19/09/2015

Revisite d'une copie d'un tableau de Magritte.

 Comme à son habitude, elle avait livré son message en quelques mots, sans emballage

« Papa j'ai dépendu le cadre que tu m'avais offert et qui était placé dans mon living. Je l'ai rangé car il prenait beaucoup trop de place. »

Qu'est-ce qui l'avait poussée à envoyer paître ce cadeau que nous avions choisi ensemble quelques années plus tôt. Je n'en savais encore rien car son message téléphonique ne se prêtait pas à une longue discussion. Généralement elle va droit au but et puis raccroche.

Ce cadre, copie d'une œuvre de Magritte(1), choisie il y a quelques années(2) m'avait semblé particulier et nous avions convenu de le faire encadrer avec la réserve d'usage que quand il aurait fait son travail, il serait sans doute remplacé.

Ce n'était pas la lecture au premier degré qui était la bonne, c'était si ma mémoire est fidèle l'attitude qu'il fallait éviter.

Symboliquement , l'oeuvre me semblait exprimer la féminité et le travail qu'elle devait faire pour l'être plus. À son adolescence, ma fille avait un caractère bien trempé qui correspondait plus aux garçons manqués et je lui souhaitais par ce symbole de s'en écarter en cheminant..

Le moment était arrivé, elle avait passé un cap et basculait dans un univers plus féminin.

Était-ce le choix de son prochain stage de développement personnel qui l'avait confortée dans sa décision. Il devait y être pour quelque chose car c'était souvent des points d'inflexion qui se manifestaient dans sa vie et qui apparaissent brusquement comme des coups de barre. Elle ne m'en avait pas donné la teneur, le thème, l'endroit. La seule réponse reçue était " Je ne suis pas disponible ces jours-là "

Entre-temps elle avait une fois de plus, poussée par son insatisfaction, par l'atmosphère de son dernier travail, remis en question son plan de carrière. Début de ce mois, elle tombait au chômage et se trouvait sans travail.

La date-de fin du contrat était symbolique c'était le jour anniversaire de notre aînée, décédée huit mois plutôt. Fallait-il y voir une synchronicité ? Se sentait-elle autorisée à prendre la place occupée par sa sœur ainée pour en faire la sienne.

La coïncidence était remarquable ! Avait-elle un sens ?

L'avenir le dirait.

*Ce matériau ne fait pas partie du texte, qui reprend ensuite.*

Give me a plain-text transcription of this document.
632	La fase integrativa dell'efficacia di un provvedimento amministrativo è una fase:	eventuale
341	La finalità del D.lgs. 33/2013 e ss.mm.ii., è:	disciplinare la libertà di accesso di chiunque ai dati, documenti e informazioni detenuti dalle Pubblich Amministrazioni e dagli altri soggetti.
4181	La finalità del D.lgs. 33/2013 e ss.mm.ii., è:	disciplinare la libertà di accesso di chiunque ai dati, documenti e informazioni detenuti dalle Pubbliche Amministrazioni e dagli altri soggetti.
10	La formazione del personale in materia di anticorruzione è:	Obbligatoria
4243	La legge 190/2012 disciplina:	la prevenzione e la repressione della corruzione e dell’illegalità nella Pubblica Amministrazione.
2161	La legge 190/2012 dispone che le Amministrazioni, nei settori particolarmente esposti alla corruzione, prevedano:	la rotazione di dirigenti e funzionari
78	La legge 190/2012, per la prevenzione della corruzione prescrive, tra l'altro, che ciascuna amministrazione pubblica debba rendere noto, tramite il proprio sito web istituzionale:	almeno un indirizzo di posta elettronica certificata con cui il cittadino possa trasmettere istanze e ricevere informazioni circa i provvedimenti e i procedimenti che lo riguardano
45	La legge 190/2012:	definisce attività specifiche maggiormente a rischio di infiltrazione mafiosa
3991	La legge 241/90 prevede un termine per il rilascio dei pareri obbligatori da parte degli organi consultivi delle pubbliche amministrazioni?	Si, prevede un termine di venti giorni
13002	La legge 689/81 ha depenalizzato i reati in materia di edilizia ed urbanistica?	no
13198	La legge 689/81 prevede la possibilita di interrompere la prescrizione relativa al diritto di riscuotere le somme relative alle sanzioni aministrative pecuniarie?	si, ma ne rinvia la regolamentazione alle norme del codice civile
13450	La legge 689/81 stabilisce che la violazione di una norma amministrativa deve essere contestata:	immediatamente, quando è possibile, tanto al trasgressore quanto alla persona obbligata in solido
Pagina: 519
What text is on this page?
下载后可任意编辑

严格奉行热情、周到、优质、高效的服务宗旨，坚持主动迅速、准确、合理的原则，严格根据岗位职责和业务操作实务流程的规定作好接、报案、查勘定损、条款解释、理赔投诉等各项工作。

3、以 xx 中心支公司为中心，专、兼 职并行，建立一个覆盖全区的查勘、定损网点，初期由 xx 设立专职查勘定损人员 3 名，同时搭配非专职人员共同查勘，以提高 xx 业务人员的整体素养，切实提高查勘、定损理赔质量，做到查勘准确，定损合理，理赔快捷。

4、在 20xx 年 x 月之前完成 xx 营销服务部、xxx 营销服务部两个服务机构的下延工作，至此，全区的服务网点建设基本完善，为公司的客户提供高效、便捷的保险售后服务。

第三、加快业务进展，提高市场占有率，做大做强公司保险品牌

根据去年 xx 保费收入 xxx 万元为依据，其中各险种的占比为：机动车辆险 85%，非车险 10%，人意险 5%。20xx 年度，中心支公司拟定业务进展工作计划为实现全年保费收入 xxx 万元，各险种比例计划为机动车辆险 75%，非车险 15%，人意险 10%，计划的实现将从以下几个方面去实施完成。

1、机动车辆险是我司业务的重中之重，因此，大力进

En attendant c'était un moment clé de cette année.

Comme l'année précédente, elle quittait un travail où elle ne se sentait plus à sa place, tout en ayant une grande peur de se trouver sans occupation.

A ma réflexion sur l'importance d'une stabilité dans la vie professionnelle elle m'avait répondu « Mais je suis une nomade, de ce point de vue ! »

Réponse ambiguë que j'interprétais comme son incapacité de prendre sa place sur le marché du travail tout comme elle ne pouvait être femme féminine mais plus femme "Amazone," prête à en découdre dès que les choses étaient contraignantes.

Le départ de l'aînée avait détruit le tissu familial dans son apparence actuelle. Il se reconstruisait sur d'autres bases, d'autres points d'appui. C'est elle qui avait associé la date de naissance de l'aînée et la fin de ce contrat de travail.

Sans doute y avait-il une coïncidence. Je lui avais répliqué immédiatement que c'était aussi la date de la fin de mon contrat professionnel et du jour où je m'étais retrouvé pour la deuxième fois sur le trottoir mallette en main pour rentrer à la maison une fois encore.

Deux préavis de ma vie professionnelle se trouvaient à cette période correspondaient par leur date mais quel en était le sens ?

Point d'inflexion qui m'avaie conduit à une des meilleures périodes de ma vie de travail et que je ne manquais pas de projeter pour son parcours futur, celui d'être en route vers la meilleure période de la sienne.

Qu'elle aie éliminé ce tableau de Magritte comme le symbole d'une féminité empêchée, à surveiller de près et à considérer pourrait être avec la fin du travail les indices de nouveaux chemins ouverts sur la réalisation de son être profond.

Les jours qui suivaient lèveraient peut-être le voile qui couvrait ces circonstances, le décrochage du tableau et la fin de son activité intermédiaire à la réception téléphonique d'un cabinet médical.

Était-ce les parcours thérapeutiques de son être ?

 

(1) La corde sensible. Magritte.

(2) La corde sensible versus notre univers.    Billet écrit quelques années plus tôt à l'achat de la reproduction de la peinture.